TINI Michele e eredi

(Sabbio Chiese, fine anni 30 del sec. XVI). Trasferitosi in giovane età a Venezia, vi apprese l'arte della stampa e conseguì la qualifica di Magister. Come ha documentato il Nova: "Nel 1575, insieme al vecchio padre (discendente di un'antica famiglia di cartari), ai fratelli Comino e Battista (librai e legatori), ai cugini Francesco (che era stato lavorante presso la tipografia veneziana degli eredi di Melchiorre Sessa), Pietro e Simone (torcolieri in varie officine lagunari), aprì un'officina tipografica con annessa bottega libraria a Milano", chiamatovi da Giovanni Antonio Degli Antoni, pure originario di Sabbio Chiese e da suo zio. Questi l'aveva raccomandato al card. Carlo Borromeo.


A Michele Tini venne affidata la conduzione della "Tipografia del Seminario" a Porta Orientale. Senonché, dopo cinque anni di attività, la sera del lunedì 1 marzo 1580 il Tini veniva arrestato dal Capitano di Giustizia assieme ad altri stampatori bresciani, e più precisamente con Giovanni Maria Zanetti e Camillo Gallina, mentre Giacomo della Bona, Stefano de Possentiis, Giacomo Baruzzi e Stefano Bericchia riuscirono a sfuggire alla retata, chi approfittando della confusione, chi scappando sui tetti. Come ha scritto il Nova, la retata era stata ordinata "dietro specifica disposizione dell'allora Governatore spagnolo, don Antonio de Guzman y Zuniga, marchese di Ayamonte. Il pretesto era abbastanza futile (la stampa del bando di una censura ecclesiastica, che equivaleva ad una vera e propria scomunica, contro coloro che, nella prima domenica di Quaresima, avevano partecipato ad una giostra, seguita da una sontuosa festa, tenuta nel palazzo del Governatore), ma costituiva una sorta di ripicca personale da parte del Governatore, offeso poiché il bando era stato letto pubblicamente la domenica successiva in tutte le chiese. Si trattava perciò di una vendetta, non certo la sola, del Governatore spagnolo contro il cardinale. Dopo un breve periodo nel carcere alla Varana, il Tini e gli altri vennero liberati, ma mentre il Tini dimenticò in fretta questa deplorevole faccenda e continuò a stampare per la curia cittadina (nel 1584 diede alle stampe le "Litanie, preci et orationi per le sette chiese", nel cui frontespizio si legge: "pro Illustriss. Archiepiscopo" e la sottoscrizione "Mediolani, Apud Michaelem Tinum"), Camillo Gallina ne rimase sconvolto e, una volta finito di stampare le "Constitutiones et decreta condita in provinciali Synodo Mediolanensi" ("Mediolani, in typographia Seminarii, apud Michaelem Tinum, 1580"), si rifiutò di rimanere in città e lasciò il territorio di Milano.
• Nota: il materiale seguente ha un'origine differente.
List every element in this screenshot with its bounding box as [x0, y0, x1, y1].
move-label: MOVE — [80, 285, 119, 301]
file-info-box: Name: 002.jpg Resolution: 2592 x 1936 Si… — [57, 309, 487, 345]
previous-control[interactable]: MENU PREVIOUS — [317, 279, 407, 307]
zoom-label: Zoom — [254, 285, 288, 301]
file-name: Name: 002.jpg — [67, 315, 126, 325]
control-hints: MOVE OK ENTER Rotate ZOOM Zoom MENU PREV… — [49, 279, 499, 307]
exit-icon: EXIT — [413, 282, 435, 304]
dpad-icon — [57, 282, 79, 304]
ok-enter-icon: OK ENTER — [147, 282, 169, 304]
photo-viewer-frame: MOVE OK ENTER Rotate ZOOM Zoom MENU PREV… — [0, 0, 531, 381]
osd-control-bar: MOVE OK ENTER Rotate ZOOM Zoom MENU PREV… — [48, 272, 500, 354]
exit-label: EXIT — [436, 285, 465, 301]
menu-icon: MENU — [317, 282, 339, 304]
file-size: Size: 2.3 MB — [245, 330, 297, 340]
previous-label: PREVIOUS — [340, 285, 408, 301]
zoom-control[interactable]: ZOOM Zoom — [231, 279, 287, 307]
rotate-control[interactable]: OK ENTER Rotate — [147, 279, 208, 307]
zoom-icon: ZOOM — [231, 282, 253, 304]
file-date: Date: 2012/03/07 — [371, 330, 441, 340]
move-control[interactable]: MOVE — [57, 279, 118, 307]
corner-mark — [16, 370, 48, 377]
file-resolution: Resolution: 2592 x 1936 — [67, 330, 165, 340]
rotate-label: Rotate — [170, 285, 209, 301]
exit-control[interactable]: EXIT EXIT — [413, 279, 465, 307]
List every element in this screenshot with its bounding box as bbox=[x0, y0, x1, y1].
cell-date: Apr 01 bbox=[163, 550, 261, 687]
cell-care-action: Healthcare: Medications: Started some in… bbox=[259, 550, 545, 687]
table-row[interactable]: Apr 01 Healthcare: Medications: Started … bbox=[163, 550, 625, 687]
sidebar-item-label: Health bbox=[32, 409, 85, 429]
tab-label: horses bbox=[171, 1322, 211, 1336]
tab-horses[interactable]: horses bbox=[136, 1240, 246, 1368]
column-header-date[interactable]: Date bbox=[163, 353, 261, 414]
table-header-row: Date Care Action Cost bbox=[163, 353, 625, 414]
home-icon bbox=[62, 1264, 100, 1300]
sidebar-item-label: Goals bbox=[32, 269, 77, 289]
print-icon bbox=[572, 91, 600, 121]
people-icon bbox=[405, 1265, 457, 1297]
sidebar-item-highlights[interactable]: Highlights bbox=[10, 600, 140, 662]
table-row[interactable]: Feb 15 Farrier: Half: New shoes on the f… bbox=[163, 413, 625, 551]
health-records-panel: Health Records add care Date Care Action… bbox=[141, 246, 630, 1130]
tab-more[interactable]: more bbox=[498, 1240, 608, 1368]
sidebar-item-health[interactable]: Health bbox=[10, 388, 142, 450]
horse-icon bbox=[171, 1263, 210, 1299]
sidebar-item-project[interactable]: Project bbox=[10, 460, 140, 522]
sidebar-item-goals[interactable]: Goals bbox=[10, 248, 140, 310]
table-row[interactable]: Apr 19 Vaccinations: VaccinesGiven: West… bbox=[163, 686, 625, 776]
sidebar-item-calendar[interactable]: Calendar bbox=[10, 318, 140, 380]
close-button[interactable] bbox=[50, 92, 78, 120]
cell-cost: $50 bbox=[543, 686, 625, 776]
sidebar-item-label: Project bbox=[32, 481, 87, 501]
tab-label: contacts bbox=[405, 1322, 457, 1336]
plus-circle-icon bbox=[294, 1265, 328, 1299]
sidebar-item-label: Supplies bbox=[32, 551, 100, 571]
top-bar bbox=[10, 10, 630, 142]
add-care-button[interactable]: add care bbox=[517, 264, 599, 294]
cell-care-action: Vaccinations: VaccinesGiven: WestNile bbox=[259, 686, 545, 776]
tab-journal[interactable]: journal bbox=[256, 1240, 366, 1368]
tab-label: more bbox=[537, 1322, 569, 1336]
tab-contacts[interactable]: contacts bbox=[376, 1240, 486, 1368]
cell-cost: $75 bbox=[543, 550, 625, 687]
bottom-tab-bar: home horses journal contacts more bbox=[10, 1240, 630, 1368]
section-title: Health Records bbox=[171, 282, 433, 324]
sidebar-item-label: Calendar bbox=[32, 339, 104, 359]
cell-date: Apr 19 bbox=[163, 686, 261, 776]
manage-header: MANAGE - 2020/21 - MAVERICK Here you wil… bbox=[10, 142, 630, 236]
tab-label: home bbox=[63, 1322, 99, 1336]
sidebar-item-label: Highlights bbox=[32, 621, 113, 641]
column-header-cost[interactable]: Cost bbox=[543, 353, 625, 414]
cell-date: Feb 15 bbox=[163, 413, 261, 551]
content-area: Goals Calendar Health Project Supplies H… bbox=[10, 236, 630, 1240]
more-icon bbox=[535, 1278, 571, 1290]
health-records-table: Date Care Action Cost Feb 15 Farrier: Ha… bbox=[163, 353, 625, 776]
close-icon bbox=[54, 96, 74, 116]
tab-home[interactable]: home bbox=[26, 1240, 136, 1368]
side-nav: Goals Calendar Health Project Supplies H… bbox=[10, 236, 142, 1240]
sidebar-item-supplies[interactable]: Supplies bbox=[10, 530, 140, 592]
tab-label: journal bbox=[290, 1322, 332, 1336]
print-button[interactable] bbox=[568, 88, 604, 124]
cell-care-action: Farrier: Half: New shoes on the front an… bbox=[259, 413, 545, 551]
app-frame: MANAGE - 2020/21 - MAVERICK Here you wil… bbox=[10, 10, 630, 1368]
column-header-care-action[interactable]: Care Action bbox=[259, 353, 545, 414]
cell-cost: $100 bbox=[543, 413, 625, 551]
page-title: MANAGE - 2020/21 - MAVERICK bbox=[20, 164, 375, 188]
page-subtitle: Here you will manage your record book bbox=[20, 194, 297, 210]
Numerose le pubblicazioni di Michele Tini, mentre meno abbondanti furono quelle di Pietro e di Simone Tini. Simone stampò anche musica bresciana come, nel 1596, le canzoni del Mascara (v.). Musica stamparono anche i suoi eredi (Bargnani, Mortaro). Come ha scritto il Nova: "La famiglia Tini rimase attiva per tutto il Cinquecento e la vasta produzione della sua bottega, che riguardò soprattutto le tematiche religiose e le scelte della curia milanese, fu tenuta sempre in grande considerazione, anche quando, morti i fondatori, subentrarono gli Eredi Tini che continuarono a stampare sulla stessa falsariga di chi li aveva preceduti".